Perfect the Perfect Arm Position
An aspect of our posture that is often overlooked is our arm positioning. The way we hold our arms and hands is very important. Imagine sitting with your arms stretched and extended forward. Your shoulders will start to rotate forward. This causes you to lose strength in the muscles in your upper back. If you want to avoid shoulder injuries and chronic upper back pain, you should keep your arms at a comfortable 90-degree angle. This is important to remember whether you use a sitting or standing desk. In addition to the angle, your arms should be in a nice, neutral resting position. Chairs come with armrests for a reason. Don’t be afraid to let them help you. Use them for support.

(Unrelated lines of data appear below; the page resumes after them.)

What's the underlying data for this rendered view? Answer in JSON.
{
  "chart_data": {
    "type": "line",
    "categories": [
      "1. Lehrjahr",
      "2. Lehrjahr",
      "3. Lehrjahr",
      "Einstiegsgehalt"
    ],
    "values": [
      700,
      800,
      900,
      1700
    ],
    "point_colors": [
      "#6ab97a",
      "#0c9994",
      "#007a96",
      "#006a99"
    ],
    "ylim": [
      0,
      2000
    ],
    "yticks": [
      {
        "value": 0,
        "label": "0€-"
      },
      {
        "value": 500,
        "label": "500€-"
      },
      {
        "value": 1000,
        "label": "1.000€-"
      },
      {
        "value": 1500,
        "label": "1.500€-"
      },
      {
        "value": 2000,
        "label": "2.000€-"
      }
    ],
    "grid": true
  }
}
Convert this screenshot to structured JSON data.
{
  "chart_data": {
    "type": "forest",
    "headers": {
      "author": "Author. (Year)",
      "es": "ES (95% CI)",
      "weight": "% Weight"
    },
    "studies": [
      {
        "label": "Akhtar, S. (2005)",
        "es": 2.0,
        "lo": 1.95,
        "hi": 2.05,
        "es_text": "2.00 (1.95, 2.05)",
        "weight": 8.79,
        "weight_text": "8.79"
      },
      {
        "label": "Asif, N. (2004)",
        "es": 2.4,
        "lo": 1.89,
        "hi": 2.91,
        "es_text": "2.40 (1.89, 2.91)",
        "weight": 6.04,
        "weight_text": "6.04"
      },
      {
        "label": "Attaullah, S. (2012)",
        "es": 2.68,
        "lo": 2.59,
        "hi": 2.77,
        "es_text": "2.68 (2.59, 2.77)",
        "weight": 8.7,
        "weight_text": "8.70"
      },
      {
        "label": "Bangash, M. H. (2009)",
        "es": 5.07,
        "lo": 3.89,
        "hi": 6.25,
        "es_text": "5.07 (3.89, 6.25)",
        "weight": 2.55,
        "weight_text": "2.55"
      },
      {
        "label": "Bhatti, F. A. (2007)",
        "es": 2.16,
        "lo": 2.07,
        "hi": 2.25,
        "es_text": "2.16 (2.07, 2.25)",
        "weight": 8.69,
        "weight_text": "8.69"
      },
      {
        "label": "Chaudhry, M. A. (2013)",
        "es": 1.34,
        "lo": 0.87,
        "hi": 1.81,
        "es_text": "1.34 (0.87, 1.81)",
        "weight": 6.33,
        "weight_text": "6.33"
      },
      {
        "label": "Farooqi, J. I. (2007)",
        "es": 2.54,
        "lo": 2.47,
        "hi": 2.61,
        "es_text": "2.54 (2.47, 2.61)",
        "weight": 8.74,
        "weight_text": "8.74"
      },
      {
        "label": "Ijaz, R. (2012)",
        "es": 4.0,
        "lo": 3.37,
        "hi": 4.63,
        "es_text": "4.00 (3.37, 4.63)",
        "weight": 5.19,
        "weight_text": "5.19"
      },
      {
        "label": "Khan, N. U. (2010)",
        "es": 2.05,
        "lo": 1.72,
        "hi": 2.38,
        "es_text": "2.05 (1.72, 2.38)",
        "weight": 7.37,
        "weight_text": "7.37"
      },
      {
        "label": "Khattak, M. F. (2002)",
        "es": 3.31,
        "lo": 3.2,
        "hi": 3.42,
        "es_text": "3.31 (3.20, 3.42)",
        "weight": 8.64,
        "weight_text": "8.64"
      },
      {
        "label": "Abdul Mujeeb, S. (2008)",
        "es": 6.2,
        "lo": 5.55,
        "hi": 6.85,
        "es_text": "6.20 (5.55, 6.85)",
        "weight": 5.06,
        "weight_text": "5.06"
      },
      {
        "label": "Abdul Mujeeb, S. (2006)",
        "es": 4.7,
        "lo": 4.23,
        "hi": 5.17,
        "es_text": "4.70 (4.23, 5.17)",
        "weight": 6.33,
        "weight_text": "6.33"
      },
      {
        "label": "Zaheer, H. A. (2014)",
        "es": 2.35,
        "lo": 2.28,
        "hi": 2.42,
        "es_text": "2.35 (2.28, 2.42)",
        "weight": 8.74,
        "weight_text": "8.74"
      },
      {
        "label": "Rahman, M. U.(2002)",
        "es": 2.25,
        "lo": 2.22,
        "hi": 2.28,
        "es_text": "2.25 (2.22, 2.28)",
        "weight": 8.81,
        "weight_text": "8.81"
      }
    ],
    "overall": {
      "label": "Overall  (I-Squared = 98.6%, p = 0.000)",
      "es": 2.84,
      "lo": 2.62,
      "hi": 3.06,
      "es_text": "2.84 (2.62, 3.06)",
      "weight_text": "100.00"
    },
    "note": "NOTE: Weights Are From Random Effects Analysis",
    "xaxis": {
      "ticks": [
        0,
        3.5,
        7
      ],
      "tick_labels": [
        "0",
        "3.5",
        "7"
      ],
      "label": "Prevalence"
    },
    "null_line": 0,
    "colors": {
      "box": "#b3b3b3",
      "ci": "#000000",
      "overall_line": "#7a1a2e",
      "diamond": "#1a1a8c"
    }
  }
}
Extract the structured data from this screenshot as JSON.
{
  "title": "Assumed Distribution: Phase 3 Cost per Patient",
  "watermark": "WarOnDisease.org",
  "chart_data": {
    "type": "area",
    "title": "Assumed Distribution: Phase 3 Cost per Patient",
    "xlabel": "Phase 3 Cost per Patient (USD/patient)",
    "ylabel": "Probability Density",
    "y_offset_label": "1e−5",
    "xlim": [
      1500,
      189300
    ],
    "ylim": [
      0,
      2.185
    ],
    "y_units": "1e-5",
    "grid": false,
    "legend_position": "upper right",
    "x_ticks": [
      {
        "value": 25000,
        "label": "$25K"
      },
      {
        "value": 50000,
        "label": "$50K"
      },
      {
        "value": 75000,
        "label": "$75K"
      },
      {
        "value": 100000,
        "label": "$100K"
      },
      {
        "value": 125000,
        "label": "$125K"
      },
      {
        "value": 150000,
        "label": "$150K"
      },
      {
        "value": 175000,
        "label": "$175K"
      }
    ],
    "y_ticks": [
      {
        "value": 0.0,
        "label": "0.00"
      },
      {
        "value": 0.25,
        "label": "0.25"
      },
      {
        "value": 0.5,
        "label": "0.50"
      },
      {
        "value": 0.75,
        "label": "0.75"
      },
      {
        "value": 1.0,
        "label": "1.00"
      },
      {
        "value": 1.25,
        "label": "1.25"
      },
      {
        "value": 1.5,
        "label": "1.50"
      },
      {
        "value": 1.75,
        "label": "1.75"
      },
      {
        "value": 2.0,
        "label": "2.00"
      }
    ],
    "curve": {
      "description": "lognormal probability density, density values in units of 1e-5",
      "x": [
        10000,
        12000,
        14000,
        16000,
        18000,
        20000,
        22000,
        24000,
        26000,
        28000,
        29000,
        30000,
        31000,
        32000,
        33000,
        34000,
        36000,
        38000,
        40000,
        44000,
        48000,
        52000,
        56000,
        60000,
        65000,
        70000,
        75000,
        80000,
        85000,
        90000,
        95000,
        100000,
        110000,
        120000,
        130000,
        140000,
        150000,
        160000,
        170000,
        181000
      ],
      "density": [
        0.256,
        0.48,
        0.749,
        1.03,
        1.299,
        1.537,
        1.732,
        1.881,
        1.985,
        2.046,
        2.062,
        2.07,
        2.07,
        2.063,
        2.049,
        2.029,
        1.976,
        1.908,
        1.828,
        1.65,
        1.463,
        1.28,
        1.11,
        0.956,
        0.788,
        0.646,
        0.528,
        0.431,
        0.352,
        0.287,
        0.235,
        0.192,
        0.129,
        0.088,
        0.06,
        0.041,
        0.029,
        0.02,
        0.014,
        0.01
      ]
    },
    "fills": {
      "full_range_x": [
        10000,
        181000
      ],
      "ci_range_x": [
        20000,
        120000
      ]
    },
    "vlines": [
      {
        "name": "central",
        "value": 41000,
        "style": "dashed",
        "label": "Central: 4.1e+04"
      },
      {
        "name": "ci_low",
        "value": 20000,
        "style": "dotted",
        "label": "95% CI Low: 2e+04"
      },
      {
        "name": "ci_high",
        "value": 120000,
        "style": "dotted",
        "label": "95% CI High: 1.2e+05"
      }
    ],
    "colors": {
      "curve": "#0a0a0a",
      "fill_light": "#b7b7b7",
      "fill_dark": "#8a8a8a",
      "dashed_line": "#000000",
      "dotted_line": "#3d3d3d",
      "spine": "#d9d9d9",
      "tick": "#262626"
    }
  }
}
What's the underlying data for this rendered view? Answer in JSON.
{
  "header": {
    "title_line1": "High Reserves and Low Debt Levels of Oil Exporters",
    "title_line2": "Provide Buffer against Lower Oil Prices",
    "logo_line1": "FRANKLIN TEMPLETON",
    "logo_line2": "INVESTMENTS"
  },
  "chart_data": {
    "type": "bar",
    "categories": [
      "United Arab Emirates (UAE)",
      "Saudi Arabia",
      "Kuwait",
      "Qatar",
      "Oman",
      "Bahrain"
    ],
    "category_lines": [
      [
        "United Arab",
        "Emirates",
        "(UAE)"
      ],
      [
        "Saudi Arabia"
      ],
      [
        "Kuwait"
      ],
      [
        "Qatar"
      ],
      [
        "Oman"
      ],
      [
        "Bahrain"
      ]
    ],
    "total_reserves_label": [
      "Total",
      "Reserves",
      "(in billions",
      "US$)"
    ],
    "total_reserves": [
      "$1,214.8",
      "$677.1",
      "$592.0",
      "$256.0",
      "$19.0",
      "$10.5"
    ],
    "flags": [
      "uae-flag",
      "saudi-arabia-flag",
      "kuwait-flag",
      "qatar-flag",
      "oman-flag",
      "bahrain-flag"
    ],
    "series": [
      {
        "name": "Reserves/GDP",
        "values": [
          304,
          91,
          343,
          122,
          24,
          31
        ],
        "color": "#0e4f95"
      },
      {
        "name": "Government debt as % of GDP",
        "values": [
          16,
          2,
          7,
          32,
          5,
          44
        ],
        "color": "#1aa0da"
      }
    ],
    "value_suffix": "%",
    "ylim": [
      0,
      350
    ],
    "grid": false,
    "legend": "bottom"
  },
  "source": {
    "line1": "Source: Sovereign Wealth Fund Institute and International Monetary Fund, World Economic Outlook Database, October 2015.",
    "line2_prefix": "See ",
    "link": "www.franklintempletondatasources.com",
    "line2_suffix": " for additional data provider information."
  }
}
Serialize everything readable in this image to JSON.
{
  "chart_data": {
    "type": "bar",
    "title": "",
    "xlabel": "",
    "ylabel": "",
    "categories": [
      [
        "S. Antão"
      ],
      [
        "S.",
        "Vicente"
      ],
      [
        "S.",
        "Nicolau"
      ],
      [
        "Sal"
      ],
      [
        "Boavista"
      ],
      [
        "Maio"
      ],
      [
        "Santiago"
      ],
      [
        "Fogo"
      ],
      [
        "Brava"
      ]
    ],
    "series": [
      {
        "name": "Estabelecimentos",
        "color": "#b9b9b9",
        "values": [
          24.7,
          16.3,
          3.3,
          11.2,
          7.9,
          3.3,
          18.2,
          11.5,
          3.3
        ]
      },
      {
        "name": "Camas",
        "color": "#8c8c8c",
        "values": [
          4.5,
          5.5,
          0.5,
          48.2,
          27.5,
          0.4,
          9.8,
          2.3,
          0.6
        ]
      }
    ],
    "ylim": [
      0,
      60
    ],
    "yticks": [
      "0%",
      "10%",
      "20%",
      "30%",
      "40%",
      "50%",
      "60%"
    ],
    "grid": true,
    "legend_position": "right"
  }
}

Posture and The Keyboard Tray
In virtually any work environment, the keyboard is a necessary element of working on a computer. Many keyboards and keyboard trays come with wrist supports. These supports help to keep your wrists in a neutral, relaxed, almost straight position. Even though you may want to use them all the time, wrist pads are just supposed to be for brief rests. Their actual purpose is for when you are not typing. When using a mouse, some people find the wrist pads handy. While typing or using the mouse, try to raise your forearms a little. This will put your wrists in a neutral position.
Your arms and hands will be able to move freely. Your arms should be parallel to the floor. If you have armrests on your chair, you may be able to adjust them to this position and remember to keep your wrists neutral. How do you know your wrist is in a neutral position? Your wrist is in a neutral position when your thumb is in line with your forearm and your wrist is bent back slightly. You may choose to alternate between resting your wrists on the pads and lifting them up. If you do decide to use a wrist pad, it is best to rest your palm or the heel of your hand on the support, instead of your wrist.
Change Is Never Easy
When you make a change in your posture it will take some getting used to. It will not feel all that great at first. In fact, the ideal posture is rarely the most comfortable. Even though that is true, that doesn't mean you should give up and give in to any long-standing bad habits. Try to slowly incorporate these changes. Try for five minutes every half hour just to get going. This will help you to get your body adjusted to a healthier posture, and over time, sitting properly won’t feel awkward at all. In the end, your body will thank you.